The National Law Enforcement Museum in Washington, D.C. offers citizens and law enforcement professionals a place to share in the vibrant story of American law enforcement.
The museum, which opened in October 2018, is located in Judiciary Square, across from the National Law Enforcement Officers Memorial and just blocks from the National Mall and numerous DC landmarks. It tells the story of American law enforcement by providing visitors with a “walk in the shoes” experience. It is dedicated to expanding and enriching the relationship shared by law enforcement and the community through educational journeys, immersive exhibitions and insightful programs and community partnerships. It houses more than 21,000 objects from every era of law enforcement in multiple exhibits.
Some of the unique exhibits include “911 Emergency Ops,” where visitors take on the role of a 911 operator, hearing scripted 911 calls and dispatching first responders to assist; and “Take the Case”, which invites visitors to use actual law enforcement techniques to collect and analyse evidence, interview suspects and solve simulated crimes.
An exhibition called “To Serve and Protect” describes a specific event from the perspectives of law enforcement officers, victims and bystanders. Real-life events, such as the law enforcement response to the 9/11 terrorist attacks, help tell the stories of officers who relied on training, instinct and courage to protect citizens.
Museum’s unique construction and design
The design and construction of the museum is uniquely modern. First, the 55,000 square foot museum is mostly located underground. The museum is only visible via two, all-glass pavilions that mark its presence on the street.
While the museum’s exterior is contemporary, with an all-glass facade that allows for ample light, the exterior fits in with the architecture of the other buildings in the area. “We had to go through a very strict design process with the architects and with the District of Columbia, the Commission of Fine Arts and the Washington D.C. Historical Preservation Office,” says Paul Larson, Sr. Director of Security and Museum Operations for the museum.
The museum’s top floor, the only one above ground, houses the two pavilions that are open to the public. The next floor down holds the cafe and the museum store, while the exhibits are on the lowest level. Buckley & Associates Inc. designed the building and Clark Construction served as the general contractor. The museum received LEED Silver certification in February of 2019 and was the first LEED Silver certified museum in Washington, D.C.
Boom Edam’s all glass doors
The museum has quickly become a popular visitor attraction – on average, 300 to 500 visitors tour it each day. “During National Police Week and the weeks leading up to it, we average about 3,000 people a day,” Larson says. “We have a candlelight vigil on one of the nights that is attended by tens of thousands of people on the National Mall, in addition to multiple celebrations during the week. During this peak time, we typically have 150 visitors enter the museum’s doors every 15 minutes.”
The two pavilions are the primary entrance and exit for visitors to the museum. The East Pavilion welcomes visitors and directs them to a security screening area and then downstairs to the Visitor Services area where they enter the exhibits area. Visitors exit from the West Pavilion.
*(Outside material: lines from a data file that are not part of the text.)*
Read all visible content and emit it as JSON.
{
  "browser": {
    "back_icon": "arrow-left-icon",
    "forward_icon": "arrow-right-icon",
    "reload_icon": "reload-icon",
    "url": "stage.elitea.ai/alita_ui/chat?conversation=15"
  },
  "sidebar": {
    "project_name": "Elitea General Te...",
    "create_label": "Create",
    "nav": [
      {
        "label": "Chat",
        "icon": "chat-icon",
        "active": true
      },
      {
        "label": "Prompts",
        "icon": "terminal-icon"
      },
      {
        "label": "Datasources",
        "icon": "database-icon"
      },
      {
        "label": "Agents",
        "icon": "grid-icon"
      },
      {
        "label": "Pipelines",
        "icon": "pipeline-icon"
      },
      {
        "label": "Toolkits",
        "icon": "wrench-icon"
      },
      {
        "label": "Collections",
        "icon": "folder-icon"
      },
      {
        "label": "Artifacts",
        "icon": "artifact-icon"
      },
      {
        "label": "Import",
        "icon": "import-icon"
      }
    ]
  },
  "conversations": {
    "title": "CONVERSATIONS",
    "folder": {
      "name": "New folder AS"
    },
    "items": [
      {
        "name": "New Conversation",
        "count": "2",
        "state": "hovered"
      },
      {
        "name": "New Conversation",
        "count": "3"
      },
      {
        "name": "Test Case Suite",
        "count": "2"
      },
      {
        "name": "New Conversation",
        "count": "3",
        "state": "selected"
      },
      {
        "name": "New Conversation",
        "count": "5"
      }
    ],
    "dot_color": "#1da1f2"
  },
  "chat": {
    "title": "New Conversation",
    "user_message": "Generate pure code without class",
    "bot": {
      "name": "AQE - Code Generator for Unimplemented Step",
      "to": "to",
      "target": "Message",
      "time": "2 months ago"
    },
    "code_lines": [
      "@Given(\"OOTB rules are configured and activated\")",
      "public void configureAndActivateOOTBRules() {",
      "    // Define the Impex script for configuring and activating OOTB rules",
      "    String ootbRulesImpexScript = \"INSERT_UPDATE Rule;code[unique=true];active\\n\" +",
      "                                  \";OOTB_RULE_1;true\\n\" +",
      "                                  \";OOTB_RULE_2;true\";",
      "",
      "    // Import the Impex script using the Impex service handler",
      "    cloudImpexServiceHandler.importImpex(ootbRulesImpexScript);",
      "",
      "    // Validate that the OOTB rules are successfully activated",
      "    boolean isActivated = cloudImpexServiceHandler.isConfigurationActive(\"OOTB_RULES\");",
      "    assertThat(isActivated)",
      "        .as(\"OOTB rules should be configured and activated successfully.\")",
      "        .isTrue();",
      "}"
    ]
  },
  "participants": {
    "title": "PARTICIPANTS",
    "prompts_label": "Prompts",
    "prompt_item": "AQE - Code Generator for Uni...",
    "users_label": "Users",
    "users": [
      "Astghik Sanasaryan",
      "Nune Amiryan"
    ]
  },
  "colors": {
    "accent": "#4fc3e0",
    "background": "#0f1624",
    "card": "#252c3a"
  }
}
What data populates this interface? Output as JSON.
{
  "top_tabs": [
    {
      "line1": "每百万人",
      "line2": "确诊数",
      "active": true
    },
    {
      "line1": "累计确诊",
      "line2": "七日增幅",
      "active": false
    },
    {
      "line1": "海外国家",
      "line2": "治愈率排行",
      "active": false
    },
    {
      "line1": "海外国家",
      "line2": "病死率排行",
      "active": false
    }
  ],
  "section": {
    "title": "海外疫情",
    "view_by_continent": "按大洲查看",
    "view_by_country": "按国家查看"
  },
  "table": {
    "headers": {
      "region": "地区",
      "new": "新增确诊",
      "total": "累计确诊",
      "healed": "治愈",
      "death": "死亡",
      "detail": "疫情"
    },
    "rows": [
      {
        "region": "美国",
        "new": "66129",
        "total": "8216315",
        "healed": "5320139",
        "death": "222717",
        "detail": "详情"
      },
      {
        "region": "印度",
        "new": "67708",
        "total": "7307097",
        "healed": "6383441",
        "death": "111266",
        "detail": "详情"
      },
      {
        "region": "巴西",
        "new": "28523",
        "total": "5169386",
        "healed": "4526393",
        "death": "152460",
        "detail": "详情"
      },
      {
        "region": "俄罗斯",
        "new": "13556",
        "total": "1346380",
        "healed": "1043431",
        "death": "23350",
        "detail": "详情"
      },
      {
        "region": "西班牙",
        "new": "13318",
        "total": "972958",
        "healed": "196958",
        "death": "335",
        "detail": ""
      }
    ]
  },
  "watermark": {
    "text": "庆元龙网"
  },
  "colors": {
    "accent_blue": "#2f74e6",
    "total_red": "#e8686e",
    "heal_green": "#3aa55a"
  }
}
There are separate entrances for individuals with disabilities.
The museum needed two door solutions that would allow for high traffic throughput on a daily basis, would fit into the design elements and would be energy efficient in both hot and cold weather.
The museum’s architect chose two Boon Edam BoonAssist TQ manual revolving doors with all glass doorwings to achieve those goals. The doors are constructed primarily from glass with only a few stainless steel components to ensure structural strength. Their design fits seamlessly with modern glass facades such as the museum’s pavilions, or in more traditional or classic building designs. A BoonAssist revolving door has a low-energy drive to assist users as they push the door wings, as well as speed control for safety and automatic positioning back to “home” position when the door is not in use. The positioning feature maximises the air seal to prevent unwanted air infiltration from the outdoors.
Boon Edam doors live up to their reputation
Larson has been impressed with the Boon Edam doors. “The doors are performing at a very high level, standing up to the high visitor traffic and they look great,” Larson says. “The lighting inside of the doors makes the two glass pavilions really pop, especially at night.”
Larson also notes that the doors are living up to their solid reputation of being highly energy efficient. “They keep the cold air out and the warm air in,” he says. “The doors have good insulation. When people come inside through the doors on a hot day, they get a wonderful breeze of cold air. We want our guests to go through the revolving doors. They’re energy efficient and the museum is an LEED-certified building…which is another reason why we chose the Boon Edam doors.”
Larson says he receives many positive comments from building engineers about the door’s construction, design and aesthetics. “Our building engineer and the building engineers from the surrounding buildings took a very close look at the doors’ construction. They were very impressed by how easily they rotate, yet at the same time, they will stop in a precise place, just like they are designed to do.”